Adds an undoer procedure to the editor's undo stack. If an undo is currently being performed, the undoer is added to the editor's redo stack. The undoer is called by the system when it is undoing (or redoing) changes to a editor, and when this undoer is the first item on the undo (or redo) stack.
The system automatically installs undo records to undo built-in editor operations, such as inserts, deletes, and font changes. Install an undoer only when it is necessary to maintain state or handle operations that are not built-in. For example, in a program where the user can assign labels to snips in a pasteboard, the program should install an undoer to revert a label change. Thus, when a user changes a snip's label and then selects Undo (from a standard menu bar), the snip's label will revert as expected. In contrast, there is no need to install an undoer when the user moves a snip by dragging it, because the system installs an appropriate undoer automatically.

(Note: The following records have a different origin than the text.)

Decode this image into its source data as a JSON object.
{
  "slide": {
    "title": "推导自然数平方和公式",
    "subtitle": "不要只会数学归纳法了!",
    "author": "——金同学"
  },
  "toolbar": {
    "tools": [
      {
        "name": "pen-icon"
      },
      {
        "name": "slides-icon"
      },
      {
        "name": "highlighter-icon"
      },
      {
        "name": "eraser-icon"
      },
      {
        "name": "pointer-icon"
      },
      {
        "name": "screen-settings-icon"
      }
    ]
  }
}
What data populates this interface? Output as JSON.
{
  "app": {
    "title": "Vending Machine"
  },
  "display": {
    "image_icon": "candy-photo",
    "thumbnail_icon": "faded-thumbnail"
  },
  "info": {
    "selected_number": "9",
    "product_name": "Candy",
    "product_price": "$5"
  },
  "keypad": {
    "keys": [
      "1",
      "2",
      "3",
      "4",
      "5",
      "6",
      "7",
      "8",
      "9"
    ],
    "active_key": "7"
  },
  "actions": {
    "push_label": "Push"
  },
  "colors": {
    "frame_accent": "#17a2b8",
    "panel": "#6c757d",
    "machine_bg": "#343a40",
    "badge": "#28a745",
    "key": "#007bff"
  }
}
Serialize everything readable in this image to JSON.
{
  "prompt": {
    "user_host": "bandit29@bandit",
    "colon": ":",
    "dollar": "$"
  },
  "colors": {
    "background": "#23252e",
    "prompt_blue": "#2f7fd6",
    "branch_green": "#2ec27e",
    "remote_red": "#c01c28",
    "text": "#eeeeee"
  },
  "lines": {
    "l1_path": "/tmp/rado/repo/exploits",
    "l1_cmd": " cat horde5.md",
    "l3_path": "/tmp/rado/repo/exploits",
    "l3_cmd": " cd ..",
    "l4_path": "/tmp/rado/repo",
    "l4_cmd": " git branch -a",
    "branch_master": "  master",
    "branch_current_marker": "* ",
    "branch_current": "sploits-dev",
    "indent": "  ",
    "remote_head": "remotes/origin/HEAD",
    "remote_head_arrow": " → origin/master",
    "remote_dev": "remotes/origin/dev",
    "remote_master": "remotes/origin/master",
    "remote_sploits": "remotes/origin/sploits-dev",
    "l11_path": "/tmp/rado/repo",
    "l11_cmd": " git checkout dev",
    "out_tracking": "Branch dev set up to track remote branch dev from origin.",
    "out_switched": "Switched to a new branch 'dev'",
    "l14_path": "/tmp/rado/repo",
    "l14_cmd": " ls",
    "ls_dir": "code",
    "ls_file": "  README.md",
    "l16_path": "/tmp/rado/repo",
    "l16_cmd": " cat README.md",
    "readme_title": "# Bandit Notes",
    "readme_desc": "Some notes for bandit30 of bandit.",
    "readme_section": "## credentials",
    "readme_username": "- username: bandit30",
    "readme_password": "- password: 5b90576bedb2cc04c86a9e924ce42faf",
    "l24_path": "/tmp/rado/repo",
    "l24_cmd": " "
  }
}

After an undoer returns, the undoer is popped off the editor's undo (or redo) stack; if the return value is true, then the next undoer is also executed as part of the same undo (or redo) step. The undoer should return true if the action being undone was originally performed as part of a begin-edit-sequence and end-edit-sequence sequence. The return value should also be true if the undone action was implicitly part of a sequence. To extend the previous example, if a label change is paired with a move to realign the snip, then the label-change undoer should be added to the editor after the call to move, and it should return #t when it is called. As a result, the move will be undone immediately after the label change is undone. (If the opposite order is needed, use begin-edit-sequence and end-edit-sequence to create an explicit sequence.)
The system adds undoers to an editor (in response to other method calls) without calling this method.